Global efforts to thwart the drugs trade have failed and the time has come for a radical rethink, according to a group of Nobel prize-winning economists, a former US secretary of state, the deputy prime minister of Britain and others.

“It is time to end the ‘war on drugs’ and massively redirect resources towards effective evidence-based policies underpinned by rigorous economic analysis,” the group said in a foreword to a new academic report on global anti-drugs policies.

Citing mass drug-related incarceration in the US, corruption and violence in developing countries and an HIV epidemic in Russia, the group urged the UN to drop its “repressive, one-size-fits-all approach” to tackling drugs.

The UN is due to hold a drug policy summit in 2016. Debate on the merits of drugs liberalisation is already growing.

“(The UN) must now take the lead in advocating a new cooperative international framework based on the fundamental acceptance that different policies will work for different countries and regions,” the foreword said.

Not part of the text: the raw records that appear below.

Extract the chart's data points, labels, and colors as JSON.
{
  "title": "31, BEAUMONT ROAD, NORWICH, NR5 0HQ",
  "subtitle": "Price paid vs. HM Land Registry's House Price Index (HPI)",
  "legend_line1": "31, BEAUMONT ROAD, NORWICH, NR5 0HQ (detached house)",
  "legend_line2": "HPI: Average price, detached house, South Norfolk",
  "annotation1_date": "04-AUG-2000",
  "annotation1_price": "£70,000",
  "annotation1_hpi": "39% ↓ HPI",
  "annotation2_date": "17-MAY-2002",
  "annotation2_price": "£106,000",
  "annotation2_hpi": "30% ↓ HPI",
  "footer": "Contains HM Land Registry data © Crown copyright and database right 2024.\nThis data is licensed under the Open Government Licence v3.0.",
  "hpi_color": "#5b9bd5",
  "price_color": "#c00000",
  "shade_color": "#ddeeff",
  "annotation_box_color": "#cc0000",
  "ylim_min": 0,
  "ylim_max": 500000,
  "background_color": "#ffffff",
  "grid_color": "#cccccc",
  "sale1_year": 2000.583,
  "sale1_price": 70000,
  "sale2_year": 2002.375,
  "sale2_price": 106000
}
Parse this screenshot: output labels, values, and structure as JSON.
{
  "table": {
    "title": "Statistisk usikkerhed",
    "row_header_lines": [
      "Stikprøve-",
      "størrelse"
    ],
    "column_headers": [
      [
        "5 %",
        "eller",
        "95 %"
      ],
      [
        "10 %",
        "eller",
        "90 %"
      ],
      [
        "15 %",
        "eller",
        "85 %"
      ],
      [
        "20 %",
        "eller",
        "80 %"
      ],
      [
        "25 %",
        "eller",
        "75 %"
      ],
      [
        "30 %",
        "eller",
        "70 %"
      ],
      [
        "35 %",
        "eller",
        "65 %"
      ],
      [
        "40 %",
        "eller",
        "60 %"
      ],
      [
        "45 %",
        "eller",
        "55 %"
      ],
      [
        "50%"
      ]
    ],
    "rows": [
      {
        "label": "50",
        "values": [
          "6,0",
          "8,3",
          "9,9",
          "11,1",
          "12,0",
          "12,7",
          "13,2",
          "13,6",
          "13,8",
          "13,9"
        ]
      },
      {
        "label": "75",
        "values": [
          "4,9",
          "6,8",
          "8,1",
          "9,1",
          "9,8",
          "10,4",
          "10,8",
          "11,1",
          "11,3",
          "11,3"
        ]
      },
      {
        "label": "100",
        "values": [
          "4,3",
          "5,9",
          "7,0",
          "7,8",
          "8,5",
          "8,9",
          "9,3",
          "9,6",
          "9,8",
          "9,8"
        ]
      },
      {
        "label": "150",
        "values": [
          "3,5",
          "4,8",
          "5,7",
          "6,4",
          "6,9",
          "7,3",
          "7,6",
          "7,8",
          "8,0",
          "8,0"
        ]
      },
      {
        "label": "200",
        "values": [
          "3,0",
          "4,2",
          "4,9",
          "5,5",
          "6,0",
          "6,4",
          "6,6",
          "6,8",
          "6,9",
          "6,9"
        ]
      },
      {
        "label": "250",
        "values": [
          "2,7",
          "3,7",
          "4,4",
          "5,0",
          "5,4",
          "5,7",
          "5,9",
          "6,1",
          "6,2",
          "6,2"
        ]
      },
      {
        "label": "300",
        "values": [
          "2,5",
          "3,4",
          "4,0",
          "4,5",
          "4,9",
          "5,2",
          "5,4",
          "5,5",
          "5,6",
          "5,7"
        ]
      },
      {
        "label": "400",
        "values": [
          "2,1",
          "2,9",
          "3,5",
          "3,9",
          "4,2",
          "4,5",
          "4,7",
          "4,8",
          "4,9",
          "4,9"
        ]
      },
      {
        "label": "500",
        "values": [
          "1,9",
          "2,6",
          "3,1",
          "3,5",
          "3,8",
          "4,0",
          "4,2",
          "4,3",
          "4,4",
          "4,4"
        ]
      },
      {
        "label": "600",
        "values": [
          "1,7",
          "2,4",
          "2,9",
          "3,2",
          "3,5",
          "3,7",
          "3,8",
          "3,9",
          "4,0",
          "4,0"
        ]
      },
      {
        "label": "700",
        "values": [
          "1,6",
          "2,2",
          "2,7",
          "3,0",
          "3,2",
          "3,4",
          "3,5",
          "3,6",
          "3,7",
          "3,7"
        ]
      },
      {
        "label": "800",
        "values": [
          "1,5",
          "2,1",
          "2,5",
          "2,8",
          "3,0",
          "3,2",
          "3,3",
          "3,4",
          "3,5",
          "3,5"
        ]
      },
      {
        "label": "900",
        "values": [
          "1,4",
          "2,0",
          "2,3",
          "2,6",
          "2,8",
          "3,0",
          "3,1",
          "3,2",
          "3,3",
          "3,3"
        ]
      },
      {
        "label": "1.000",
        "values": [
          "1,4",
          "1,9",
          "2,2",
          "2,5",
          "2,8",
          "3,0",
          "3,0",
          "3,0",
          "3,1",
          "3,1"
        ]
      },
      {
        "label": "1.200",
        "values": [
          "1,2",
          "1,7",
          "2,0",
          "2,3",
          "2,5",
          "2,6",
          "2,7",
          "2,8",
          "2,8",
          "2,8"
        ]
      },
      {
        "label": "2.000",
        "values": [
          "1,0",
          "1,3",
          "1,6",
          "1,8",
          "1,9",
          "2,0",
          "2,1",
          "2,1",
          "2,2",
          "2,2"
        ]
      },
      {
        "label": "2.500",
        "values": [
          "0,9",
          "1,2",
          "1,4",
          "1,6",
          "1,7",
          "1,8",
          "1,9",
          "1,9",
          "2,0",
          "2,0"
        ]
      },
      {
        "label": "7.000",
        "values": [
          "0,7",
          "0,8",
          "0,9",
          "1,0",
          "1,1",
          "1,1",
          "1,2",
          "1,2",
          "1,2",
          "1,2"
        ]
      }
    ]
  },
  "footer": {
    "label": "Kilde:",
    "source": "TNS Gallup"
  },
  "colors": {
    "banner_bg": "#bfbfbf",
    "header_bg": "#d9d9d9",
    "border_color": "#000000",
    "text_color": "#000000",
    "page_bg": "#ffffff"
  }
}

Signatories of the text included five Nobel prize-winning economists – among them Kenneth Arrow, Christopher Pissarides and Thomas Schelling – as well as former US secretary of state George Schultz, British deputy prime minister Nick Clegg and Javier Solana, a former EU foreign policy chief.

It accompanied a report on the impact of global anti-drug policies published by the London School of Economics yesterday.

Some countries in Latin America have begun to turn away from US-led attempts to stamp out drugs through prohibition.

Uruguay’s Parliament in December allowed the growing, sale and smoking of marijuana. Colombia’s President has called for a debate on alternatives to the war on drugs and Guatemala’s President has said his country could present a plan to legalise production of marijuana and opium poppies this year.

Voters in the US states of Colorado and Washington passed backed legalising the possession and use of recreational marijuana in 2012.

The LSE report listed ways that efforts to defeat the drugs trade have failed, including research that found that a crackdown on cocaine trafficking in Colombia might account for as much as 46 per cent of the increase in drug-related murders in Mexico as the trade shifted north.

It also cited estimates that drug offences were responsible for about 40 per cent of the nine million people incarcerated around the world.